Из старой записной книжки графа А. И. Остермана-Толстого

В одном из сражений 1813 г. Бернадотт поручал старому генералу (немцу или шведу, не помнится), занять одно возвышение. Тот не понимал, что Бернадотт говорил ему на французском языке, а Бернадотт не понимал расспросов генерала.

Выведенный из терпения, обратился он к князю Василию Гагарину (Василий Федорович), состоявшему при нем ординарцем и сказал своим гасконским выговором: Ayez la complaisance, prince, d’expliquer an general ce quo c’est qu’une montagne (Сделайте одолжение, князь, растолкуйте генералу, что значит гора), - тут пришпорил лошадь и ускакал.

Князь Василий Федорович Гагарин
Князь Василий Федорович Гагарин

Денис Давыдов во время сражения докладывает князю Багратиону (Петр Иванович), по поручению начальствующего отдельным отрядом, что неприятель на носу. Теперь, - говорит князь Багратион, - нужно знать, на каком носу: если на твоем, то откладывать нечего, и должно идти на помощь; если на моем, то спешить еще не к чему.

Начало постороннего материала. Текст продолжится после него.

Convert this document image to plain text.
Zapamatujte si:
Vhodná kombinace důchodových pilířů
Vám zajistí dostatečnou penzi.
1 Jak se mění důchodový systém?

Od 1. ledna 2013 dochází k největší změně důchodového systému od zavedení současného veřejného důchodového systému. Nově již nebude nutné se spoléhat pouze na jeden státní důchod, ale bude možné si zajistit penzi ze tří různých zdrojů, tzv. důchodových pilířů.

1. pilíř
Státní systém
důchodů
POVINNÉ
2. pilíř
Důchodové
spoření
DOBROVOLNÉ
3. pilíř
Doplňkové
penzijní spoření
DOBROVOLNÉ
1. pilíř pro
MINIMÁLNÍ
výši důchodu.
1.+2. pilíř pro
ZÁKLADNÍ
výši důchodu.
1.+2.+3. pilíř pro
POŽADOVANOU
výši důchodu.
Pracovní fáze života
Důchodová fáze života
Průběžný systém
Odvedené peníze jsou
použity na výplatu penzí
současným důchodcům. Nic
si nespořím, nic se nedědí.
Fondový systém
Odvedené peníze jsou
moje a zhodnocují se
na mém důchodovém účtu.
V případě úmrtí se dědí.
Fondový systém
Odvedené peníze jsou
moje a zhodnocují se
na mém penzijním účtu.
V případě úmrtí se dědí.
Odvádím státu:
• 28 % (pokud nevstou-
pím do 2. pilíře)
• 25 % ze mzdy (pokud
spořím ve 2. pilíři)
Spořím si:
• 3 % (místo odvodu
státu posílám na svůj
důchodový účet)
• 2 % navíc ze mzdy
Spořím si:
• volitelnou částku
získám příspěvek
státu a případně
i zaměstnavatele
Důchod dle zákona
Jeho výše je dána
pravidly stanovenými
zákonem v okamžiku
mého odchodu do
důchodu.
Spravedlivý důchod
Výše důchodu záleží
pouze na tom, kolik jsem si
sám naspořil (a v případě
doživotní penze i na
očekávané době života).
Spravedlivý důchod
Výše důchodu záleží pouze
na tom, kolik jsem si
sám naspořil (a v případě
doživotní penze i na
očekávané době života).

Р. (?) любил выражаться округленными фразами и облекать их в форму афоризмов. Приятель его Киселёв (Павел Дмитриевич) сказал ему однажды: Знаешь ли что? Когда напишу книгу, обещай мне, что ты изготовишь эпиграфы на каждую главу.

Проезжающий поколотил станционного смотрителя. Подобного рода путевые впечатления не новость. Смотритель был с амбицией. Он приехал к начальству просить дозволения подать на обидчика жалобу и взыскать с него бесчестие. Начальство старалось убедить его бросить это дело и не давать ему огласки. Помилуйте, ваше превосходительство, возразил смотритель: одна пощечина конечно в счет не идет, а несколько пощёчин в сложности чего-нибудь да стоят.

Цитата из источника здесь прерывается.